Employees commonly make complaints in the workplace – about anything from compensation to temperature control. When employees comment on their terms and conditions of employment, however, companies need to keep in mind that such comments may be protected by the National Labor Relations Act (NLRA). A recent case from the National Labor Relations Board (NLRB) offers an important reminder on this front.
In a decision issued on May 23, 2019, the board ruled that a company violated the NLRA when it terminated an employee for criticizing an executive’s salary. The employee at issue was an engineer. The employee believed that his and other engineers’ workloads were excessive. At an engineering “team building lunch,” the employee remarked to a company director that the organization should focus on hiring more engineers to alleviate workload rather than paying a new executive $400,000 annually. Several of his coworkers expressed agreement with these sentiments. The employee subsequently was discharged.

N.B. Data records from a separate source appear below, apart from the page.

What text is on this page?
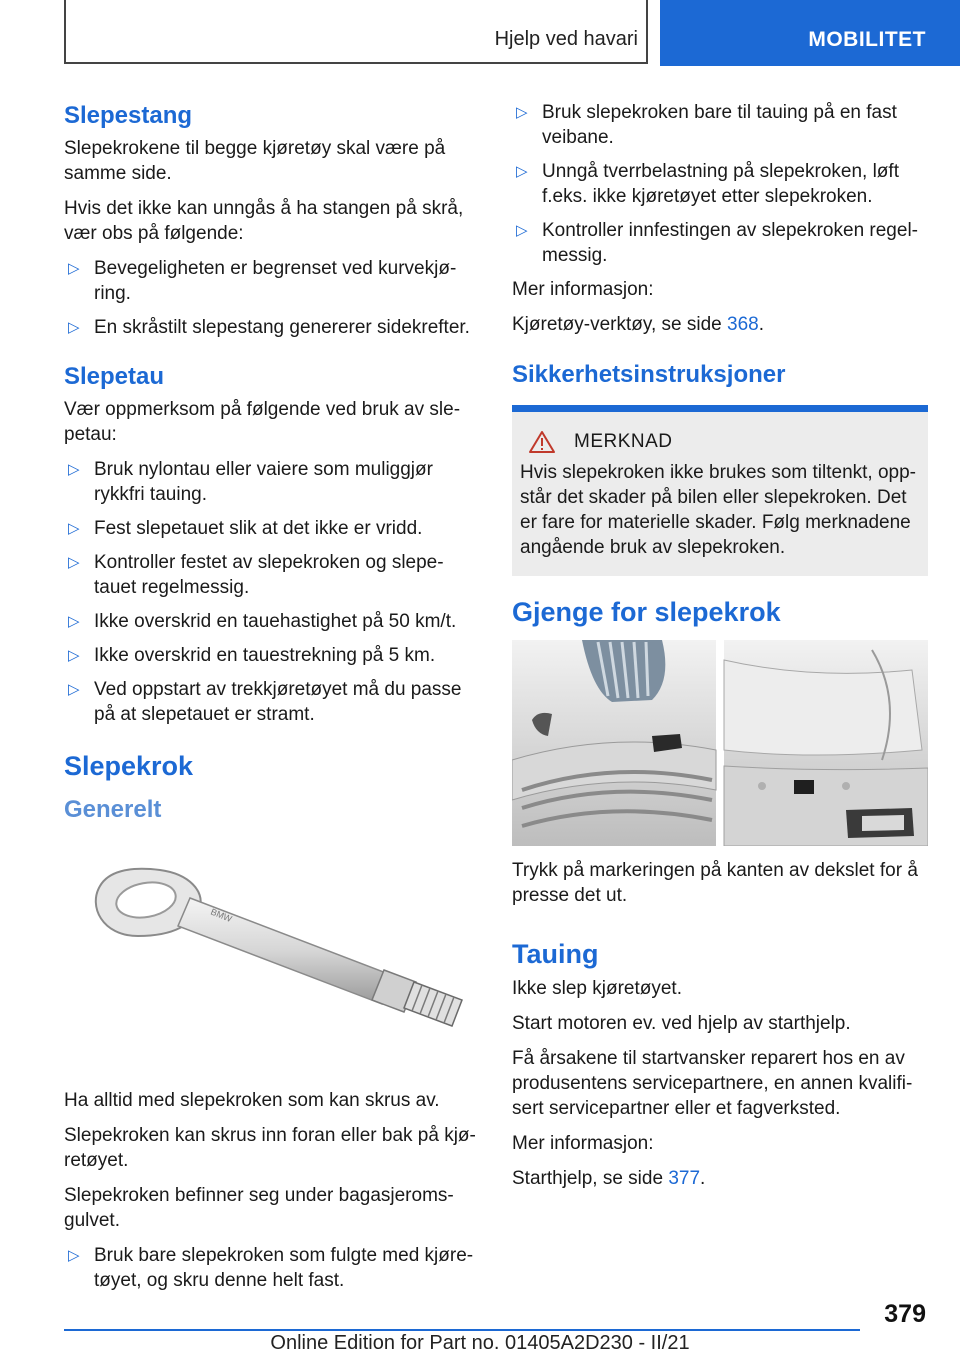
Hjelp ved havari	MOBILITET
Slepestang

Slepekrokene til begge kjøretøy skal være på samme side.

Hvis det ikke kan unngås å ha stangen på skrå, vær obs på følgende:

▷ Bevegeligheten er begrenset ved kurvekjøring.
▷ En skråstilt slepestang genererer sidekrefter.
Slepetau

Vær oppmerksom på følgende ved bruk av slepetau:

▷ Bruk nylontau eller vaiere som muliggjør rykkfri tauing.
▷ Fest slepetauet slik at det ikke er vridd.
▷ Kontroller festet av slepekroken og slepetauet regelmessig.
▷ Ikke overskrid en tauehastighet på 50 km/t.
▷ Ikke overskrid en tauestrekning på 5 km.
▷ Ved oppstart av trekkjøretøyet må du passe på at slepetauet er stramt.
Slepekrok
Generelt
BMW

Ha alltid med slepekroken som kan skrus av.

Slepekroken kan skrus inn foran eller bak på kjøretøyet.

Slepekroken befinner seg under bagasjeromsgulvet.

▷ Bruk bare slepekroken som fulgte med kjøretøyet, og skru denne helt fast.
▷ Bruk slepekroken bare til tauing på en fast veibane.
▷ Unngå tverrbelastning på slepekroken, løft f.eks. ikke kjøretøyet etter slepekroken.
▷ Kontroller innfestingen av slepekroken regelmessig.

Mer informasjon:

Kjøretøy-verktøy, se side 368.

Sikkerhetsinstruksjoner
MERKNAD

Hvis slepekroken ikke brukes som tiltenkt, oppstår det skader på bilen eller slepekroken. Det er fare for materielle skader. Følg merknadene angående bruk av slepekroken.

Gjenge for slepekrok

Trykk på markeringen på kanten av dekslet for å presse det ut.

Tauing

Ikke slep kjøretøyet.

Start motoren ev. ved hjelp av starthjelp.

Få årsakene til startvansker reparert hos en av produsentens servicepartnere, en annen kvalifisert servicepartner eller et fagverksted.

Mer informasjon:

Starthjelp, se side 377.

379
Online Edition for Part no. 01405A2D230 - II/21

The NLRB found that the employee’s discharge was unlawful because, in the agency’s view, it was based on the comments made at the team building lunch regarding the executive’s salary. Section 7 of the NLRA vests employees with the right to engage in concerted action for their “mutual aid and protection.” Accordingly, the board determined that the employee’s comments expressing a group concern related to working conditions were protected by the act.
Companies need to be mindful of the NLRA when evaluating whether employee statements or actions in the workplace can serve as legitimate grounds for discipline, especially when complaints about their terms or conditions of employment are at issue.